"Wir schlagen unter anderem auch am Grey-Gletscher unser Zelt auf"
Ingos Wunsch beim Aufwachen einen Eisberg vorbei treiben zu sehen, wird prompt erfüllt und die glasklaren Eisstücke vom Gletscher zeigen die absolut ursprüngliche Reinheit. Uraltes Eis, welches krachend kalbt und bizarre Skulpturen in den Gletschersee entlässt. Es gibt viele Momente im Torres del Paine Park, die einen das pure Glück und tiefe Zufriedenheit spüren lassen. Denn was die Natur geschaffen hat, ist zweifellos großartig, einzigartig und sehenswert. Das was der Mensch daraus macht, ist enttäuschend und traurig. Und die touristische Zukunft sieht für dieses Stückchen Erde düster aus, wenn nicht ganz schnell an den entscheidungsgebenden Stellen umgedacht wird. Oder sind wir vom Umgang mit der Natur von anderen Ländern zu "verwöhnt" und Chile benötigt einfach noch Zeit, Erfahrung, Hilfestellung?
Nach einer Woche im Park haben wir dieses Mal nicht das Gefühl völlig "eingetaucht" und "weg gewesen" zu sein. Vielleicht liegt es auch an dem besonderen Datum, dem 27. Februar 2010. Das fünft schwerste Erdbeben (weltweit seid der Aufzeichnungen) erschüttert unser Gastland Chile. Unerwartet, aber nicht unvorbereitet. Nicht nur die Erde um Conception und Santiago bebt schwer, sondern auch die ersten schockierenden Fernsehbilder erschüttern uns; nicht in der Zivilisation, sondern per Satellitenfernsehen im Nationalpark. Das Entsetzen nach dem Beben zeigt sich durch wartende Chilenen vor den zwei einzigen Computern in einer Berghütte; rennende Wanderer, die so schnell wie möglich zu einem Telefon außerhalb des Parks kommen wollen; die immer wiederkehrenden Fernsehbilder der Zerstörung mit weinenden Menschen in Nahaufnahme. Jeder scheint jemanden in diesem Gebiet zu kennen und mit seinen ungewissen Sorgen allein gelassen zu sein. Die Unbeschwertheit ist vorbei und die sachliche Entwarnung der Großkatastrophe muss noch lange auf sich warten lassen. Dieses Wochenende in der Natur ist von Trauer gezeichnet.
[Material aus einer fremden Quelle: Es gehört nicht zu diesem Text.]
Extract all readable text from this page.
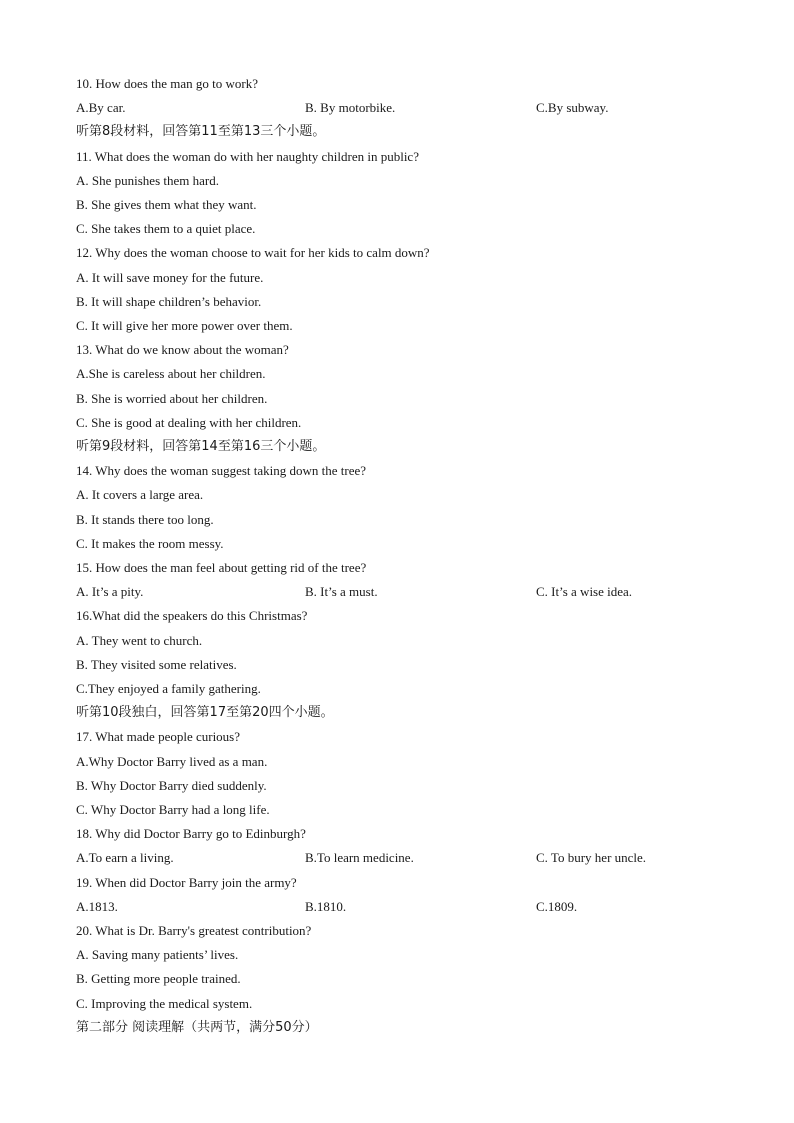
10. How does the man go to work?
A.By car.	B. By motorbike.	C.By subway.
听第8段材料，回答第11至第13三个小题。
11. What does the woman do with her naughty children in public?
A. She punishes them hard.
B. She gives them what they want.
C. She takes them to a quiet place.
12. Why does the woman choose to wait for her kids to calm down?
A. It will save money for the future.
B. It will shape children’s behavior.
C. It will give her more power over them.
13. What do we know about the woman?
A.She is careless about her children.
B. She is worried about her children.
C. She is good at dealing with her children.
听第9段材料，回答第14至第16三个小题。
14. Why does the woman suggest taking down the tree?
A. It covers a large area.
B. It stands there too long.
C. It makes the room messy.
15. How does the man feel about getting rid of the tree?
A. It’s a pity.	B. It’s a must.	C. It’s a wise idea.
16.What did the speakers do this Christmas?
A. They went to church.
B. They visited some relatives.
C.They enjoyed a family gathering.
听第10段独白，回答第17至第20四个小题。
17. What made people curious?
A.Why Doctor Barry lived as a man.
B. Why Doctor Barry died suddenly.
C. Why Doctor Barry had a long life.
18. Why did Doctor Barry go to Edinburgh?
A.To earn a living.	B.To learn medicine.	C. To bury her uncle.
19. When did Doctor Barry join the army?
A.1813.	B.1810.	C.1809.
20. What is Dr. Barry's greatest contribution?
A. Saving many patients’ lives.
B. Getting more people trained.
C. Improving the medical system.
第二部分 阅读理解（共两节，满分50分）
Bei einem Wanderabschnitt, der eigentlich nicht der letzte in diesem Park sein soll, knallt Ingo die Sicherung durch. Ein deutsches Pärchen rückt uns von hinten auf die Pelle. Er trägt eine unsinnige DIN-A4 große Wanderkarte in einer Klarsichtfolie um den Hals und merkt gar nicht, dass es nur einen Weg durch das Gestrüpp gibt. Minütlich drückt er die "Waypoints" in sein GPS, welches während der gesamten Zeit mit seiner Handfläche verschmolzen ist. Als er dann noch eine lautstarke Diskussion über Tollcollect anfängt und wir schon 100x ein grüßendes "hola" den entgegen kommenden Wanderern zu schmeißen, biegen wir genervt vom Hauptweg ab. Abseits des ausgetretenen Wegs legt sich die Genervtheit, ebbt die Enttäuschung ab und wir lassen uns im Sonnenschein am Fuß der Türme (der Torres) unsere letzte Schokolade schmecken. In solch einer deprimierten Stimmung wollen wir den Park nicht verlassen, schlagen deshalb unser Zelt auf, essen die obligatorische Reisnudelsuppe und wärmen uns am Feuer eines anderen deutschen Motorradreisenden. Ein warmer Stein aus unserer Feuerstelle lässt uns trotz kalter Nacht bei minus 5 Grad Celsius und feiernden Backpackern schlafen. Warum einige in einen Nationalpark wandert, um hier ihre lautstarke Geselligkeit auszuleben, werden wir in unserem fortgeschrittenen Alter wohl nicht mehr begreifen. Ohne eine einzige Wolke am Himmel verlassen wir am nächsten Tag die Natur mit der Gewissheit, dass unser Besuch 5 Jahre zu spät kommt oder optimistisch gesehen, wir nur die chaotischen Ausläufer der Sommerferien gestreift haben. "Wer nur in ausgetretenen Pfaden wandert, der hinterlässt eben keine eigenen Spuren". Wie auf der Wanderung, so auch im wahren Leben.